Un dialogo negato e un’emergenza strutturale
Secondo Usb, la direzione generale dell’ospedale di Terni avrebbe opposto un netto rifiuto a qualsiasi confronto sulle criticità segnalate. Il sindacato definisce questo atteggiamento «tanto inaccettabile quanto dannoso per la salvaguardia della salute pubblica sul territorio», sottolineando come il ricorso al Prefetto rappresenti una risposta obbligata di fronte alla chiusura istituzionale dei vertici aziendali.
Al di là del mancato dialogo, la nota sindacale punta il dito su una disfunzione ancora più profonda: il mancato rispetto delle disposizioni interne che la stessa azienda ha emanato. Procedure e protocolli di sicurezza vengono sistematicamente accantonati, si legge nel documento, in nome di un’emergenza che ha ormai smesso di essere tale per diventare condizione ordinaria. Questo genera, secondo Usb, «un clima di incertezza normativa e operativa» in cui i lavoratori si trovano a dover interpretare le regole secondo la convenienza contingente dei singoli responsabili.

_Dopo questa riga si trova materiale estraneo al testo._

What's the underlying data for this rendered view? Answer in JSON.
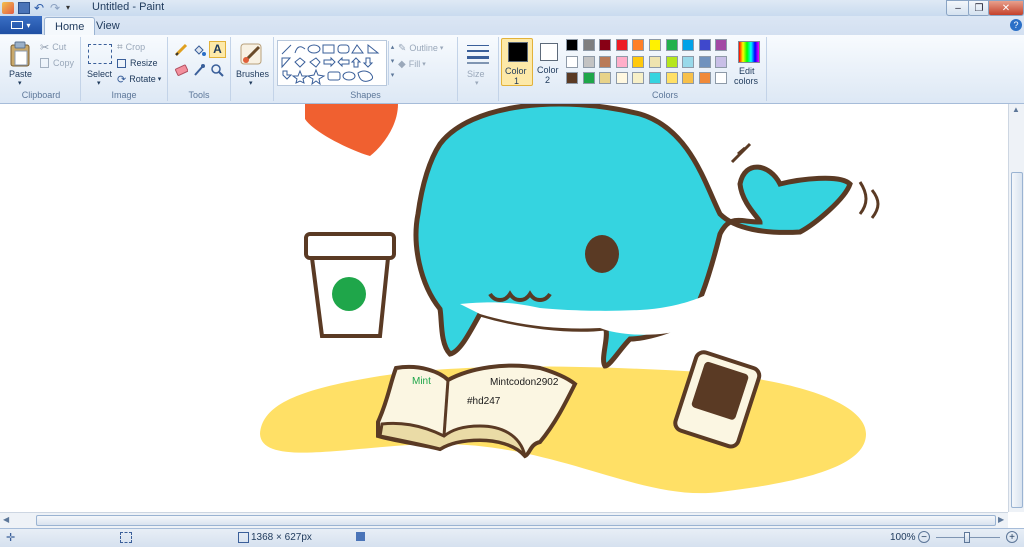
{
  "window": {
    "title": "Untitled - Paint"
  },
  "tabs": {
    "file": "",
    "home": "Home",
    "view": "View"
  },
  "ribbon": {
    "clipboard": {
      "paste": "Paste",
      "cut": "Cut",
      "copy": "Copy",
      "label": "Clipboard"
    },
    "image": {
      "select": "Select",
      "crop": "Crop",
      "resize": "Resize",
      "rotate": "Rotate",
      "label": "Image"
    },
    "tools": {
      "label": "Tools"
    },
    "brushes": {
      "label": "Brushes"
    },
    "shapes": {
      "outline": "Outline",
      "fill": "Fill",
      "label": "Shapes"
    },
    "size": {
      "label": "Size"
    },
    "color1": {
      "line1": "Color",
      "line2": "1",
      "value": "#000000"
    },
    "color2": {
      "line1": "Color",
      "line2": "2",
      "value": "#ffffff"
    },
    "colors": {
      "label": "Colors",
      "palette": [
        [
          "#000000",
          "#7f7f7f",
          "#880015",
          "#ed1c24",
          "#ff7f27",
          "#fff200",
          "#22b14c",
          "#00a2e8",
          "#3f48cc",
          "#a349a4"
        ],
        [
          "#ffffff",
          "#c3c3c3",
          "#b97a57",
          "#ffaec9",
          "#ffc90e",
          "#efe4b0",
          "#b5e61d",
          "#99d9ea",
          "#7092be",
          "#c8bfe7"
        ],
        [
          "#5a3a24",
          "#1fa64a",
          "#e8d38a",
          "#fff8e1",
          "#f7f0c8",
          "#35d4e0",
          "#ffe066",
          "#f7c04a",
          "#f08a3a",
          "#ffffff"
        ]
      ]
    },
    "edit_colors": {
      "line1": "Edit",
      "line2": "colors"
    }
  },
  "drawing": {
    "book_left_text": "Mint",
    "book_right_text": "Mintcodon2902",
    "book_right_sub": "#hd247",
    "colors": {
      "whale": "#35d4e0",
      "outline": "#5a3a24",
      "rug": "#ffe066",
      "logo": "#1fa64a",
      "heart": "#f06030"
    }
  },
  "status": {
    "dimensions": "1368 × 627px",
    "zoom": "100%"
  }
}
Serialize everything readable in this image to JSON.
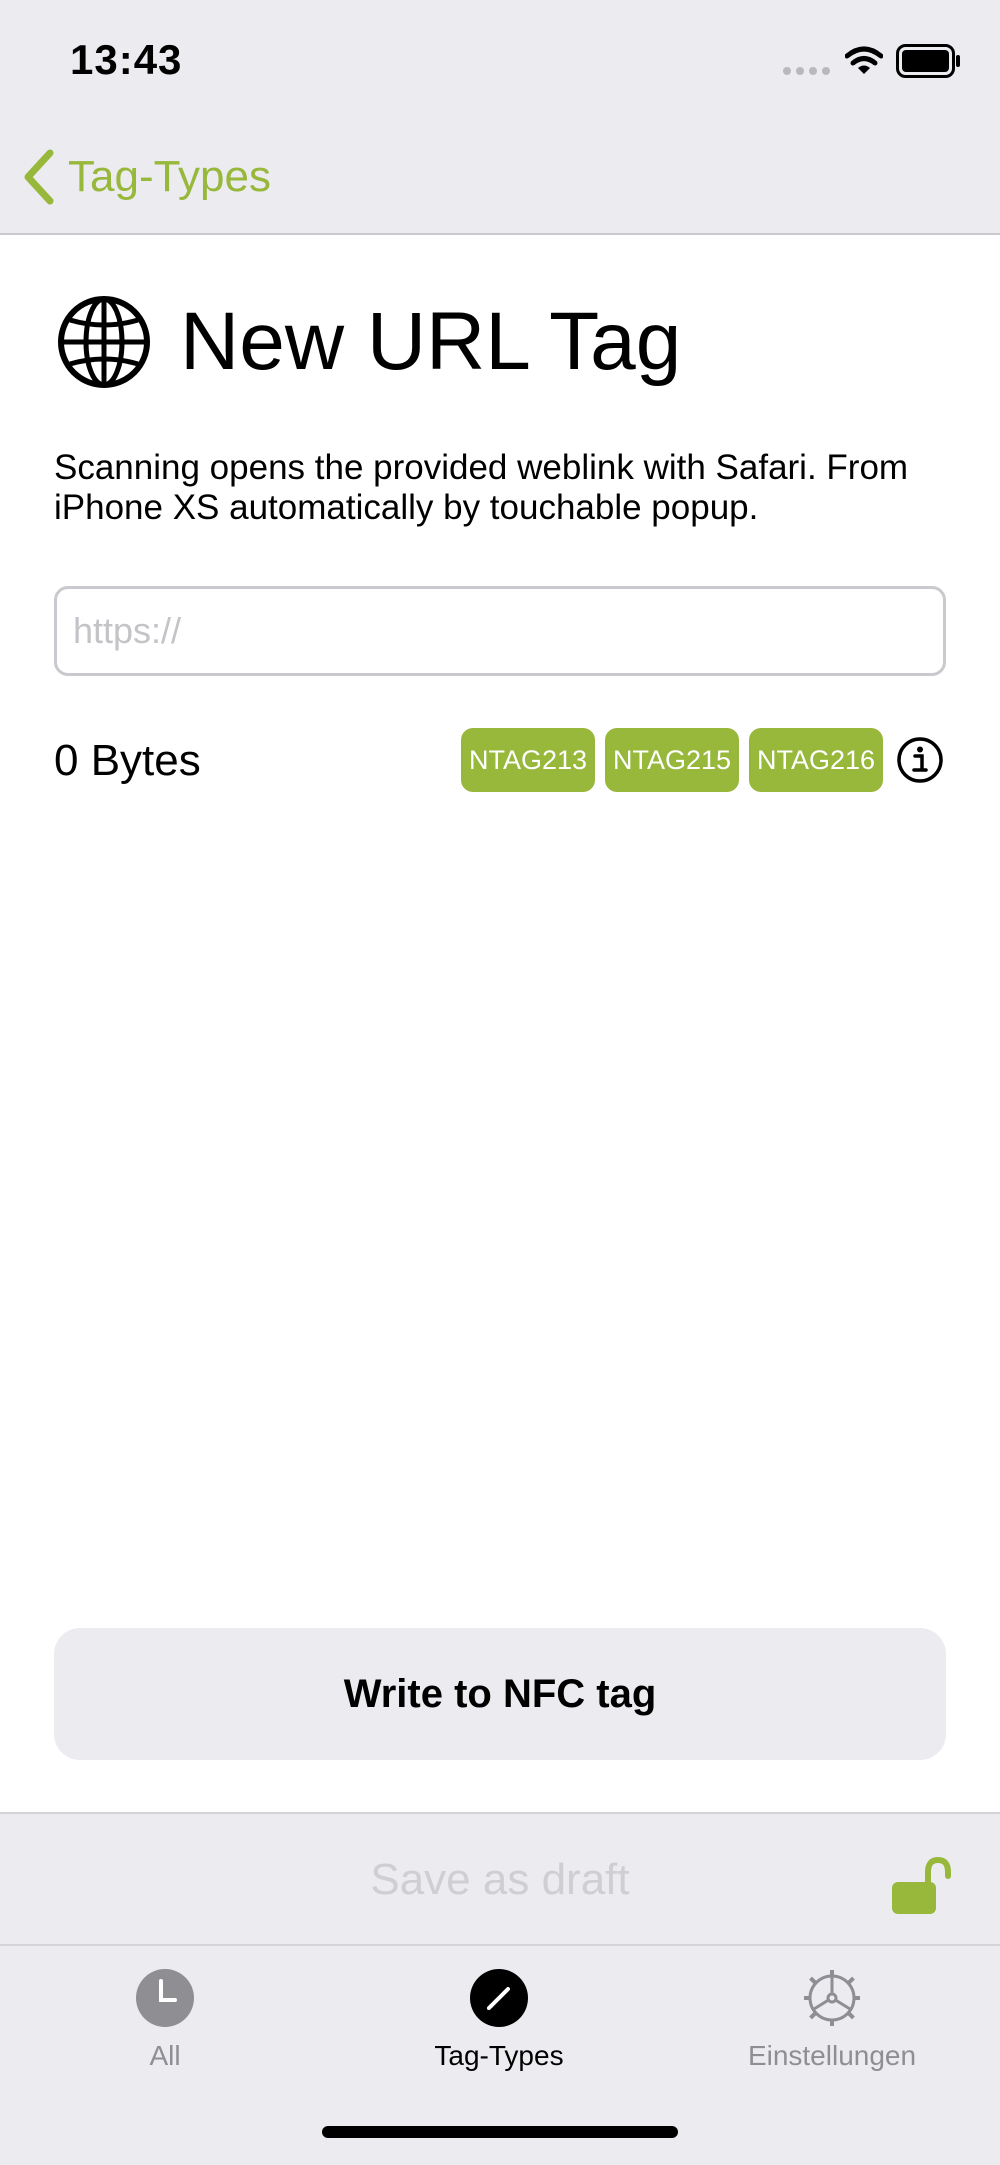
{
  "status_bar": {
    "time": "13:43"
  },
  "nav": {
    "back_label": "Tag-Types"
  },
  "main": {
    "title": "New URL Tag",
    "title_icon": "globe-icon",
    "description": "Scanning opens the provided weblink with Safari. From iPhone XS automatically by touchable popup.",
    "url_input": {
      "value": "",
      "placeholder": "https://"
    },
    "bytes_label": "0 Bytes",
    "chips": [
      "NTAG213",
      "NTAG215",
      "NTAG216"
    ],
    "write_button_label": "Write to NFC tag"
  },
  "draft_bar": {
    "save_label": "Save as draft",
    "lock_icon": "unlocked-lock-icon"
  },
  "tab_bar": {
    "tabs": [
      {
        "label": "All",
        "icon": "clock-icon",
        "active": false
      },
      {
        "label": "Tag-Types",
        "icon": "pencil-icon",
        "active": true
      },
      {
        "label": "Einstellungen",
        "icon": "gear-icon",
        "active": false
      }
    ]
  },
  "colors": {
    "accent": "#97b83a",
    "background_grey": "#ebebf0",
    "inactive_grey": "#8e8e93"
  }
}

Carichi insostenibili e collasso dei servizi
Il nodo centrale resta quello del personale insufficiente. Usb descrive una situazione in cui i carichi di lavoro sono diventati strutturalmente insostenibili, con ritmi che compromettono non solo la qualità delle cure erogate, ma anche la salute psicofisica dei dipendenti. Non si tratta più, precisa il sindacato, di episodici picchi di attività, ma di una condizione permanente che poggia interamente sul sacrificio quotidiano dei lavoratori.
Nonostante questo, la nota sindacale riserva parole di profonda gratitudine a tutto il personale dell’azienda ospedaliera di Terni, elogiandone la lucidità, la professionalità e «una encomiabile umanità nei confronti dei pazienti» mantenuta anche nelle condizioni di massimo disagio.

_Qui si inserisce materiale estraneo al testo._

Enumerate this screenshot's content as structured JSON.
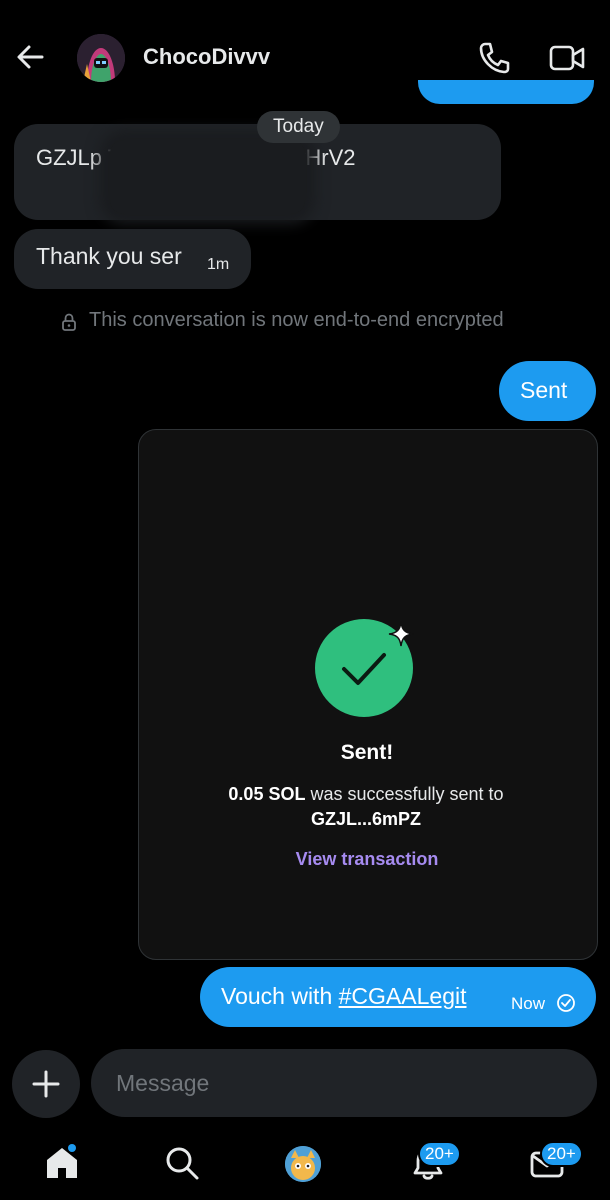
{
  "header": {
    "contact_name": "ChocoDivvv"
  },
  "conversation": {
    "date_chip": "Today",
    "address_message": "GZJLp                  TSCM38FYVWffdTyHrV2",
    "thanks_message": "Thank you ser",
    "thanks_time": "1m",
    "encryption_notice": "This conversation is now end-to-end encrypted",
    "sent_message": "Sent",
    "card": {
      "title": "Sent!",
      "amount": "0.05 SOL",
      "description_rest": "was successfully sent to",
      "recipient": "GZJL...6mPZ",
      "link": "View transaction"
    },
    "vouch_prefix": "Vouch with ",
    "vouch_hashtag": "#CGAALegit",
    "vouch_time": "Now"
  },
  "composer": {
    "placeholder": "Message"
  },
  "nav": {
    "notifications_badge": "20+",
    "messages_badge": "20+"
  },
  "colors": {
    "accent": "#1d9bf0",
    "success": "#2fbf7e",
    "link": "#a68bf0",
    "bubble_in": "#202327"
  },
  "icons": [
    "back-arrow-icon",
    "phone-icon",
    "video-icon",
    "lock-icon",
    "check-icon",
    "sparkle-icon",
    "read-receipt-icon",
    "plus-icon",
    "home-icon",
    "search-icon",
    "bell-icon",
    "mail-icon"
  ]
}
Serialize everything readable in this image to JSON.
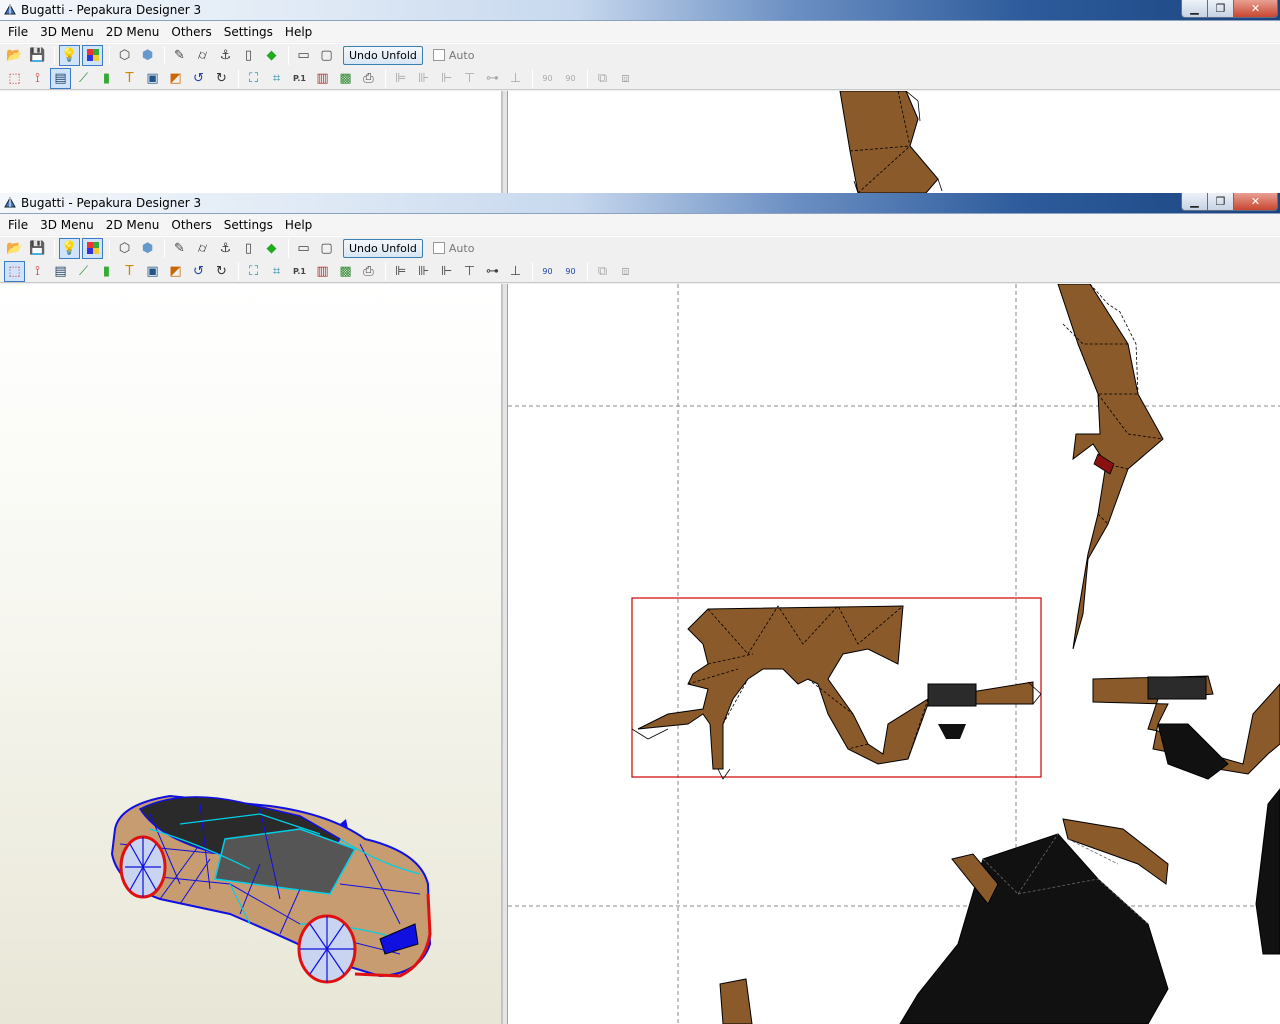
{
  "windows": [
    {
      "title": "Bugatti - Pepakura Designer 3",
      "menu": [
        "File",
        "3D Menu",
        "2D Menu",
        "Others",
        "Settings",
        "Help"
      ],
      "undo_unfold_label": "Undo Unfold",
      "auto_label": "Auto",
      "auto_checked": false,
      "bulb_active": true,
      "texture_active": true,
      "paper_tool_active": true
    },
    {
      "title": "Bugatti - Pepakura Designer 3",
      "menu": [
        "File",
        "3D Menu",
        "2D Menu",
        "Others",
        "Settings",
        "Help"
      ],
      "undo_unfold_label": "Undo Unfold",
      "auto_label": "Auto",
      "auto_checked": false,
      "bulb_active": true,
      "texture_active": true,
      "select_tool_active": true
    }
  ],
  "toolbar1_icons": [
    "open-icon",
    "save-icon",
    "bulb-icon",
    "texture-icon",
    "cube-wire-icon",
    "cube-shade-icon",
    "pencil-icon",
    "cylinder-icon",
    "anchor-icon",
    "edge-icon",
    "green-cube-icon",
    "single-view-icon",
    "dual-view-icon"
  ],
  "toolbar2_icons": [
    "select-icon",
    "join-icon",
    "paper-icon",
    "brush-icon",
    "part-icon",
    "text-icon",
    "image-icon",
    "flap-icon",
    "rotate-icon",
    "mirror-icon",
    "fit-icon",
    "arrange-icon",
    "page-number-icon",
    "layout-icon",
    "preview-icon",
    "print-icon",
    "align-left-icon",
    "align-center-icon",
    "align-right-icon",
    "align-top-icon",
    "align-middle-icon",
    "align-bottom-icon",
    "rotate-ccw-90-icon",
    "rotate-cw-90-icon",
    "group-icon",
    "ungroup-icon"
  ],
  "page_labels": {
    "rot_ccw": "90",
    "rot_cw": "90",
    "page_num": "P.1"
  },
  "colors": {
    "part_brown": "#8b5a2b",
    "part_black": "#111111",
    "selection_red": "#d00000",
    "wire_blue": "#1010e0",
    "wire_cyan": "#00d0e8"
  }
}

Il diritto alla disconnessione come diritto alla salute
Tra le denunce più circostanziate di Usb figura quella relativa all’invasione della vita privata dei lavoratori. Reperibilità mai contrattualizzata, messaggi e telefonate al di fuori dell’orario di servizio attraverso strumenti non ufficiali sarebbero diventati prassi consolidata. Il sindacato definisce esplicitamente questa dinamica un abuso, richiamando il diritto alla disconnessione come «pilastro della dignità lavorativa» e, nel contesto sanitario, come vero e proprio diritto alla salute. «Essere sempre connessi significa essere sempre al lavoro», si legge nella nota, con la tecnologia che rischia di trasformarsi in quello che Usb chiama «il guinzaglio elettronico» con cui l’azienda tiene in ostaggio il tempo libero dei dipendenti.
La richiesta alla Regione Umbria
Usb rivolge un appello diretto alla Presidente della giunta regionale dell’Umbria, invitandola a tradurre in atti concreti le promesse fin qui rimaste tali: assunzioni indispensabili e rafforzamento delle strutture territoriali, a Terni come nel resto della regione. L’obiettivo dichiarato è invertire quello che il sindacato descrive come uno smantellamento progressivo della sanità pubblica, restituendo ossigeno a un sistema che mostra evidenti segnali di cedimento.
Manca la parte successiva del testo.